Já agora, existe uma edição na Guimarães, com um bom estudo prévio de Jaime Brasil, também seu biógrafo, com várias edições.
O filme teve para mim o mérito de lembrar o coronel Georges Picquart, numa memorável interpretação de Jean Dujardin, um desses homens íntegros para quem o bem e o mal não existe conforme as conveniências. Sem ele, e o seu sacrifício, não teria havido o panfleto de Zola.
Polanski, grande Polanski, um dos meus realizadores, que como Woody Allen e Martin Scorsese, não sabe fazer filmes maus. É um prazer ver-lhe a câmara apaixonada pela mulher, Emmanuelle Seigner.

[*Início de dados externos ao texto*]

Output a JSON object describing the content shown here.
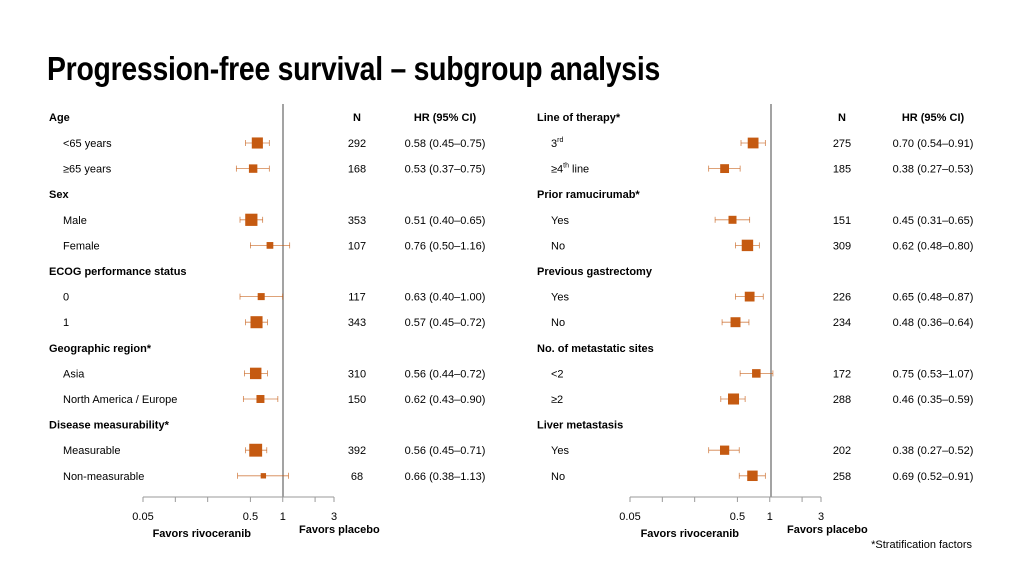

Produção apoiada financeiramente por judeus, não há nada de reprovável em tal. O que me repugna é que se utilize o drama dos judeus na Europa para que se iniba de condenar a política criminosa do estado de Israel em relação aos palestinos, veja-se o que aconteceu com o cartoon de António…
Uma palavra paras as peruas do #metoo à francesa, ou lá o que é: ver aquelas insignificâncias a ladralhar quando o 'César' foi atribuído ao filme é absolutamente degradante -- aliás o Polanski nem sequer apareceu para não ser linchado, por elas e pela voragem merdiática. Isto tem tudo e não tem nada a ver com o filme; é um sinal dos tempos.